Are more attacks to be expected?
How do we stop such atrocities?
Should all our police now be armed?
But in this age of 24-hour rolling news reporting there are many other questions, just as important, that also need answering.
If we agree with the old idiom that a picture paints a thousand words, then what kind of words, or sentiments, should we attribute to those who take the pictures?
Should they be framed as cold-hearted, mawkish ghouls, blind to the suffering of those around them and only interested in instant glory on social media platforms?
As horrific events such as Wednesday’s unfold, should our mainstream media be broadcasting these awful, bloody scenes live?
Should our newspapers be allowed to publish harrowing shots of the dead, dying and injured?

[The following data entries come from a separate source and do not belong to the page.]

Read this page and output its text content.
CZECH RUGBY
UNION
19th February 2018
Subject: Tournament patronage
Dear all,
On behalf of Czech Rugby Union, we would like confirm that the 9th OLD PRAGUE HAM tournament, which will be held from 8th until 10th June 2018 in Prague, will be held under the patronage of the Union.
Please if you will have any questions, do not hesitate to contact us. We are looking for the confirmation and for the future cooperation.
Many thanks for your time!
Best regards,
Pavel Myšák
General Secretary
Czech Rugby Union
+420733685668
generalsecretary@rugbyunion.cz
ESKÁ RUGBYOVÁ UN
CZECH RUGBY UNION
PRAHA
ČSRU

There were many graphic shots of the severely injured, eyes bulging with fear and confusion.
And there were emotional, images of distressed officers and MP Tobias Ellwood trying, but sadly failing, to save unarmed PC Keith Palmer’s life.

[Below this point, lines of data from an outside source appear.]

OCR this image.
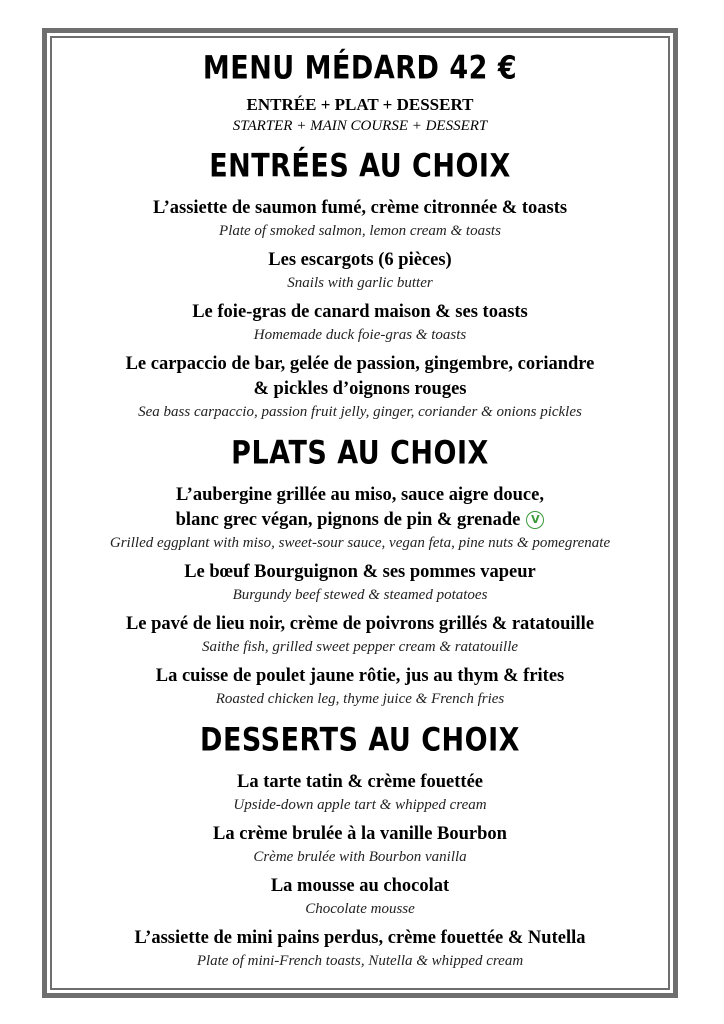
MENU MÉDARD 42 €
ENTRÉE + PLAT + DESSERT
STARTER + MAIN COURSE + DESSERT
ENTRÉES AU CHOIX

L’assiette de saumon fumé, crème citronnée & toasts

Plate of smoked salmon, lemon cream & toasts

Les escargots (6 pièces)

Snails with garlic butter

Le foie-gras de canard maison & ses toasts

Homemade duck foie-gras & toasts

Le carpaccio de bar, gelée de passion, gingembre, coriandre

& pickles d’oignons rouges

Sea bass carpaccio, passion fruit jelly, ginger, coriander & onions pickles

PLATS AU CHOIX

L’aubergine grillée au miso, sauce aigre douce,

blanc grec végan, pignons de pin & grenade V

Grilled eggplant with miso, sweet-sour sauce, vegan feta, pine nuts & pomegrenate

Le bœuf Bourguignon & ses pommes vapeur

Burgundy beef stewed & steamed potatoes

Le pavé de lieu noir, crème de poivrons grillés & ratatouille

Saithe fish, grilled sweet pepper cream & ratatouille

La cuisse de poulet jaune rôtie, jus au thym & frites

Roasted chicken leg, thyme juice & French fries

DESSERTS AU CHOIX

La tarte tatin & crème fouettée

Upside-down apple tart & whipped cream

La crème brulée à la vanille Bourbon

Crème brulée with Bourbon vanilla

La mousse au chocolat

Chocolate mousse

L’assiette de mini pains perdus, crème fouettée & Nutella

Plate of mini-French toasts, Nutella & whipped cream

Pictures that filled many with revulsion.
Should these shots have been censored? Sanitised?
Are we promoting news and providing a vital public information service with those powerful images or inadvertently fulfilling the terrorists’ wicked agenda by spreading fear.
When terror strikes, does shock and awe replace stop and think?
No, in the main, it doesn’t!
But I admit I wouldn’t be happy if I was a seriously injured victim, desperately in need of medical attention but instead only getting a camera shoved in my face.
Even more so if it were a member of my family whose last moments were now seared into my brain because of these pictures, which were instantly thrown out for all the world to see.
As for pictures of the murderer receiving medical help, well I, in my anger, would rather have had them burned along with his flayed carcass than receive any sort of prominence on a front page.
But, these points aside, and important as they are, I am against most forms of censorship, and I’m especially nervous of any that is state-led. I don’t believe we should be censoring images, as some would argue, for the greater good or to protect our children or the super-sensitive hearts and minds of a few.
No, these people live in a very dangerous world and the sooner they learn about it, the safer they will be. Wrapping them in cotton wool is not the answer. Neither is wearing blinkers.
Whether the gates of hell burst open and terror is unleashed on a sandy beach, a train, a plane, an airport, a market place, a hotel, a café or a live venue.
Whether the weapons used are bombs, automatic rifles, pistols, grenades, knives and clubs, or cars and lorries.
No matter where the or what part of the world these horrors take place they must be reported and visually documented.
We may not like it, it may make us sick to our stomachs, but the photographs must and should be published.
Only in doing so will the perpetrators of violence, these reapers of death and destruction, ever be shown to be the sick, and demented devils that they truly are.